Hopefully this weekend will be refreshing - I'm due to go to visit my sister & her partner, and spend the weekend sailing. I do hope that the weather is good.

Saturday, 8 August 2009

West Wiltshire Show

I have been very remiss, and not blogged much for the past couple of weeks, and when I had my camera out today and was looking at the pictures on it, I realised I never mentioned the West Wilts Show, which I went to 2 weekends ago.

The show is held in the park in Trowbridge, and if not usually particularly exciting. Unlike many of the county shows, or shows such as the Bath & West, it is not a farm show so there are no animals, nor are there events such as showjumping, police dogs or the like.

The majority of the exhibitors are commercial – predominantly motor sales & sellers of hot-tubs so far as I could see. There are also a small number of stalls selling locally produced food, various people selling their own crafts, and stalls for a number of charities. So far, so so-so, for me.

However, each pf the local towns also has their own marquee – most of these were much as you’d expect – members of the local chambers of commerce, the local council trying to be cheery about council tax and refuse collections, stall from a couple of local businesses, and so on. Bradford-on-Avon, however, had decided to make their tent a little more interesting. They had taken as their theme the 40th anniversary of the Moon landings, and had created their own lunar module as a centre piece.

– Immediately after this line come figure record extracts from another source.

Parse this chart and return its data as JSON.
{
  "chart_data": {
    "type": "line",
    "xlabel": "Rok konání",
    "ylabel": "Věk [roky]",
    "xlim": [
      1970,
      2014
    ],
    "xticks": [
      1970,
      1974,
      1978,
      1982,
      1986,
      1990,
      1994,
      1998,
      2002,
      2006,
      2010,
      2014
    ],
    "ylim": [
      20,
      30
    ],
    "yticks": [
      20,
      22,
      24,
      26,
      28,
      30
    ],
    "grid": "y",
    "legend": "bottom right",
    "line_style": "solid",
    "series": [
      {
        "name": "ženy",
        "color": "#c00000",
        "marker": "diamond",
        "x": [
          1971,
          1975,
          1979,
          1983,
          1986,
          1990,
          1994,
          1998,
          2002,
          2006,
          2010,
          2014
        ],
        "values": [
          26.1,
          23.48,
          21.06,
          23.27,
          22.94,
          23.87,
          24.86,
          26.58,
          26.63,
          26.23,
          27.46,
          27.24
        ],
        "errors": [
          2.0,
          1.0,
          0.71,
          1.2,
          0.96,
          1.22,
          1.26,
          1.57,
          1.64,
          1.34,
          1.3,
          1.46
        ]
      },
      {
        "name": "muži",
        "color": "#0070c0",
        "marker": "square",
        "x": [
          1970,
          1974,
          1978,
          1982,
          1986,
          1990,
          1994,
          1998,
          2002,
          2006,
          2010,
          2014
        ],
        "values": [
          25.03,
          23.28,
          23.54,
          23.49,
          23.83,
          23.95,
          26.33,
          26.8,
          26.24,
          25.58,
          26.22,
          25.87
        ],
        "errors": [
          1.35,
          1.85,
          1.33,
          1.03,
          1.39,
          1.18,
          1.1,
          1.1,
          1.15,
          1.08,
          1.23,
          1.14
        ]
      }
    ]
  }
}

As well as being a lovingly crafted model, they had personalised it – a close looked revealed that it’s badges were marked as ‘BoASA’ not ‘NASA’ (Bradford-on-Avon Space Agency)

One of the exhibitors in the tent was a local comic shop (Automatic Comics of Corsham) – they had two Imperial Storm Troopers in full costume helping at the stall, although it wasn’t clear whether they had also been involved in designing and building the Lunar Module.

Much more interesting that the chamber of commerce…

Friday, 7 August 2009

A Busy Week

It's been a odd sort of week. One of my colleagues has been on holiday so I had some hearings to cover on her behalf, and with the typical cussedness of life, one blew up and took the best part of two days of my week. Not her fault, it wasn't something she could have forseen, but time consuming and rather stressful, all the same.

Have you ever tried to find an interpreter, for a not-overly common language, in a small rural town at short notice? MmmMm. Not the easiest thing.

It's been a long, wet week.

But now it is Friday. And this weekend, there is nothing which I have to do, and they say that the sun will shine.